No one likes receiving demand letters.  Demand letters are often sent by a would-be plaintiff to a would-be defendant before a lawsuit is filed.  They demand payment of money, and say that a lawsuit will be filed if the defendant doesn’t pay.   If you ever receive one, and the amount demanded is relatively small, you might be tempted to take solace in the small amount demanded.  After all, common sense says that a small disputed liability is better than a large one.

This is one of those times when common sense is wrong.

Oregon has a statute that provides for a mandatory award of attorney fees where the plaintiff demands $10,000 or less from the defendant in a pre-suit demand letter.  The statute is subject to a number of requirements and exceptions, but the bottom line is that if the statute applies, and the plaintiff recovers more at trial than the defendant’s best offer in response to the letter (strict deadlines for responses apply), the court must award the plaintiff his attorney fees, along with any other amount recovered at trial.

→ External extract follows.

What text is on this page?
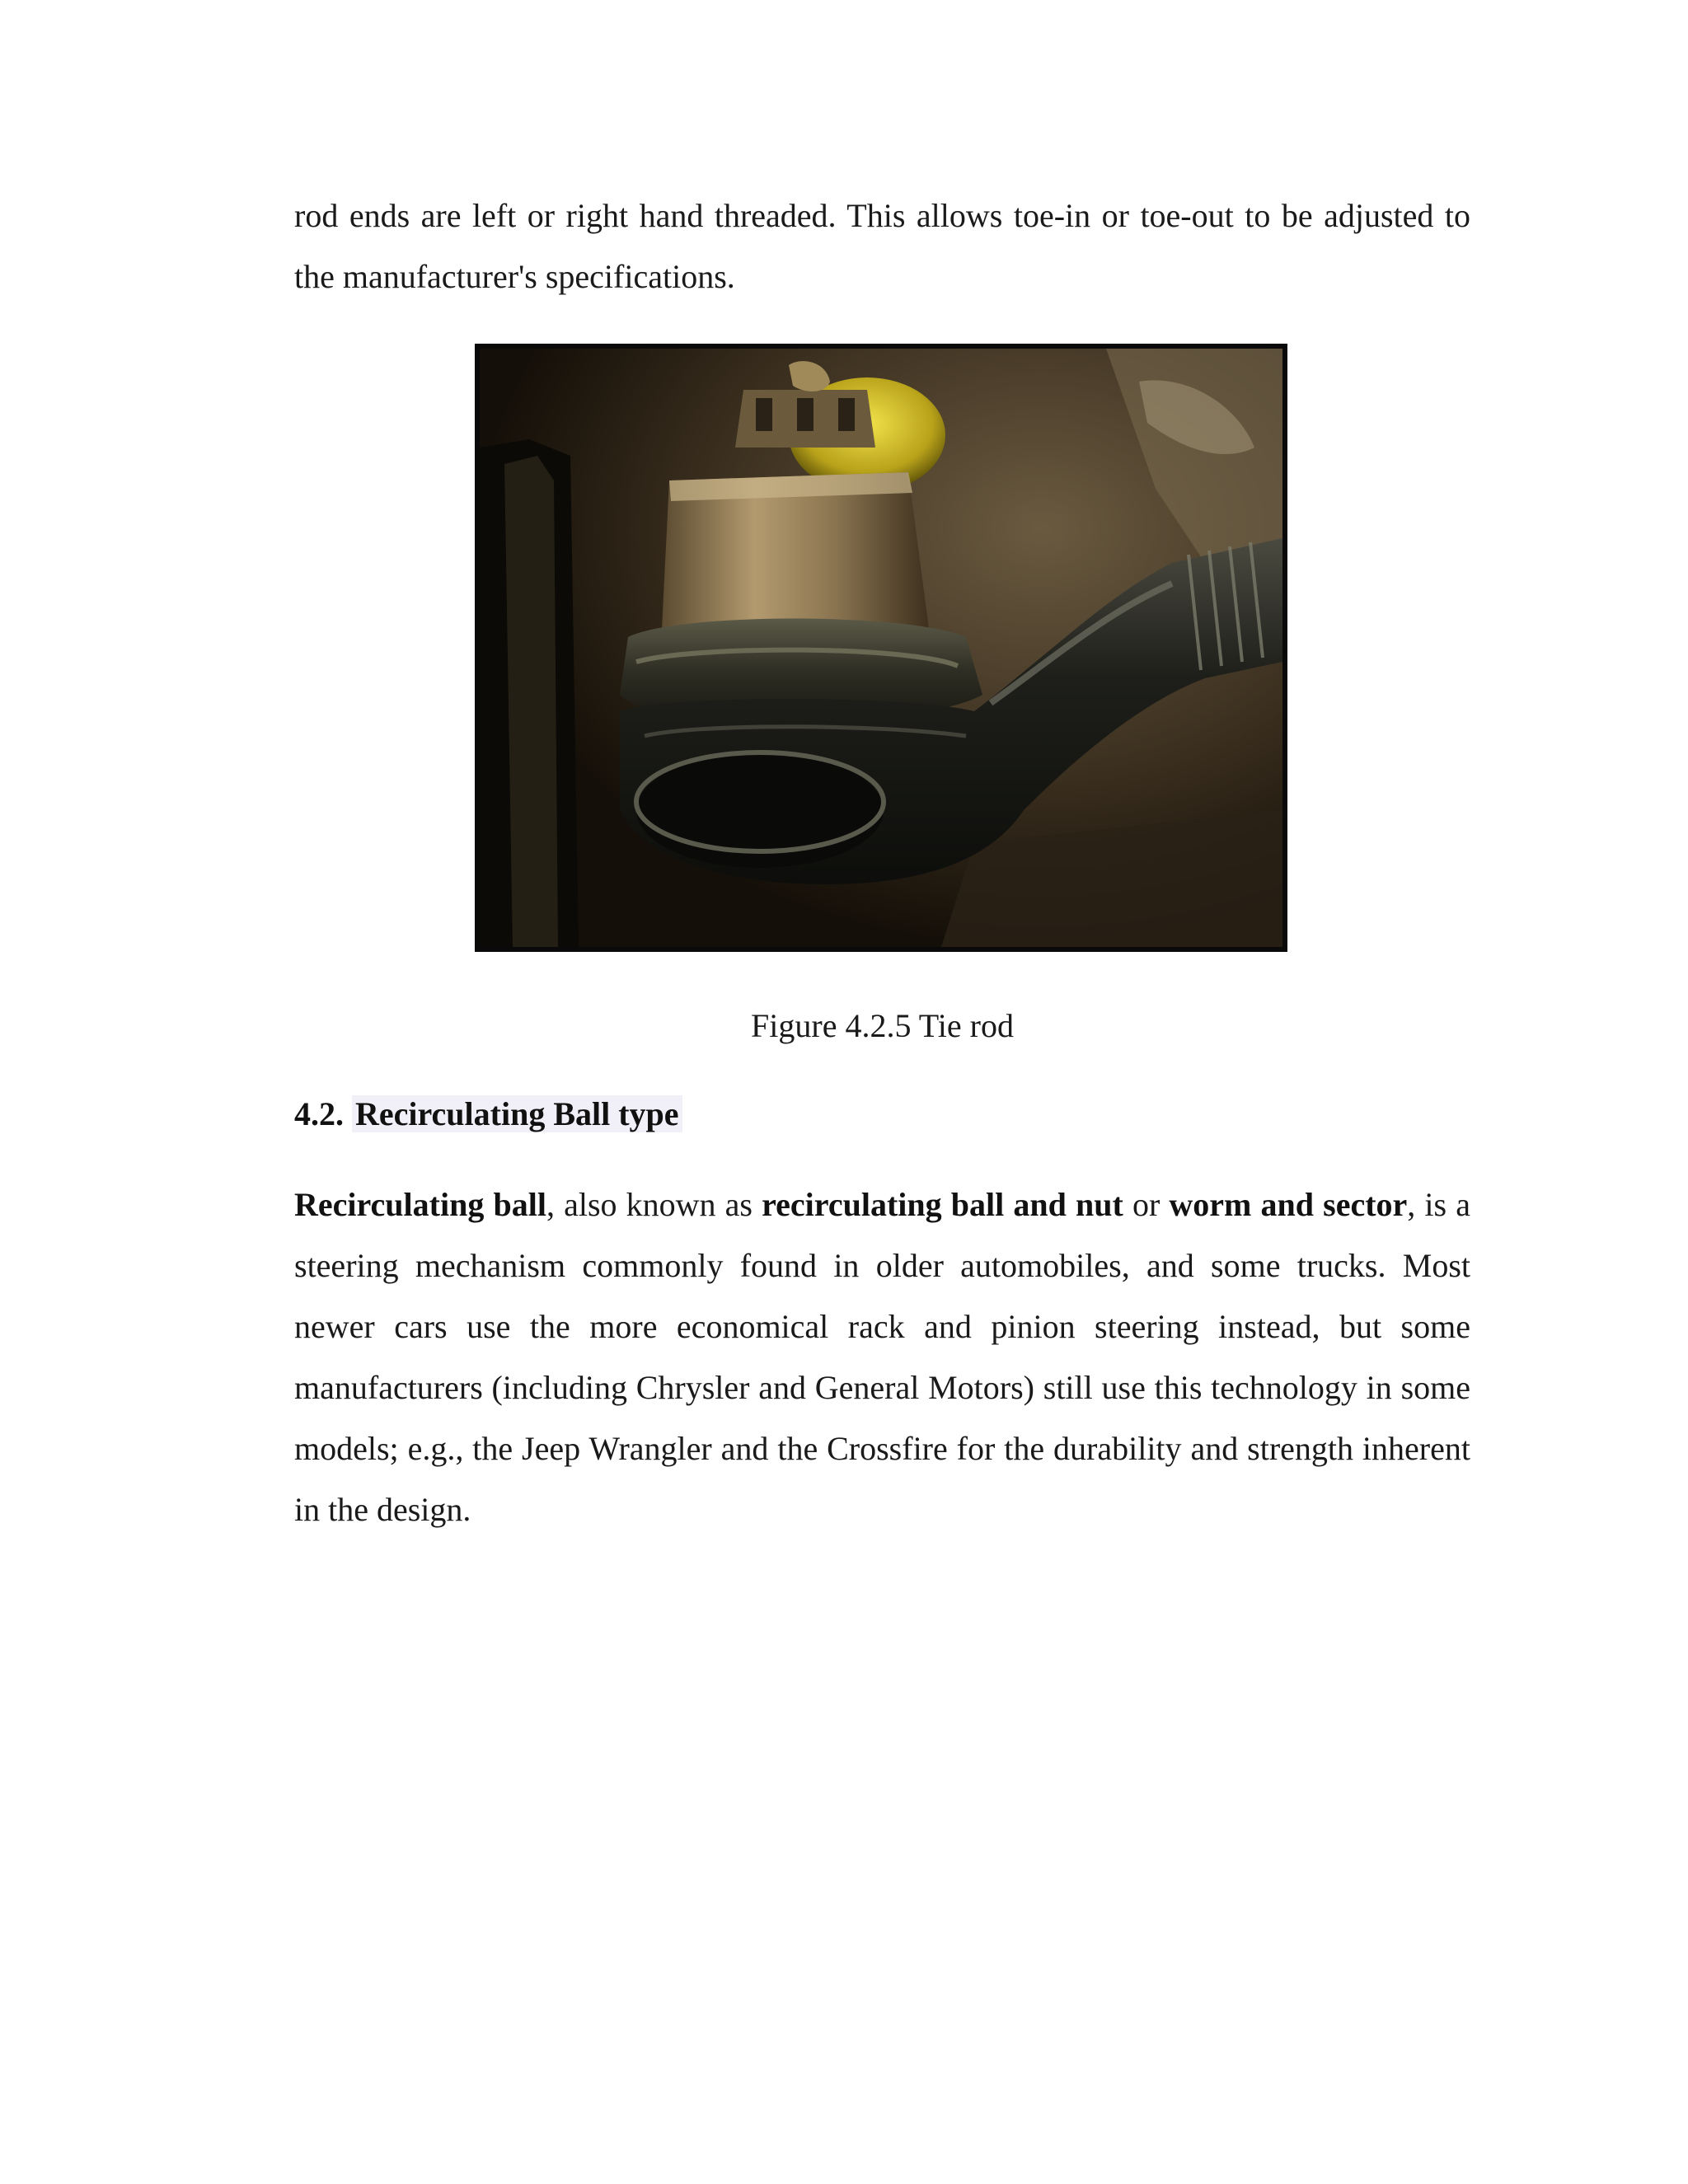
rod ends are left or right hand threaded. This allows toe-in or toe-out to be adjusted to the manufacturer's specifications.

Figure 4.2.5 Tie rod
4.2. Recirculating Ball type

Recirculating ball, also known as recirculating ball and nut or worm and sector, is a steering mechanism commonly found in older automobiles, and some trucks. Most newer cars use the more economical rack and pinion steering instead, but some manufacturers (including Chrysler and General Motors) still use this technology in some models; e.g., the Jeep Wrangler and the Crossfire for the durability and strength inherent in the design.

The statute is meant to encourage settlement of small claims.   But, the scheme can also put defendants in a precarious legal position when they fail to properly respond to a demand letter that meets the statutory requirements.  If, for example, a plaintiff sends a qualifying letter that demands $1,000, the defendant fails to it, and the later plaintiff recovers just $1 at trial, the defendant will be obligated to pay the plaintiff’s attorney fees along with the $1 verdict.  Thus, a $1,000 problem can easily become a much larger problem.

If you ever receive a demand letter, the best practice is to involve an attorney as soon as possible.  The attorney will be able to determine if the letter potentially triggers a mandatory attorney fee award under the statute, and will be able to properly respond in light of the risk of such an award.  Often, this will lead to savings of thousands of dollars if a lawsuit is filed.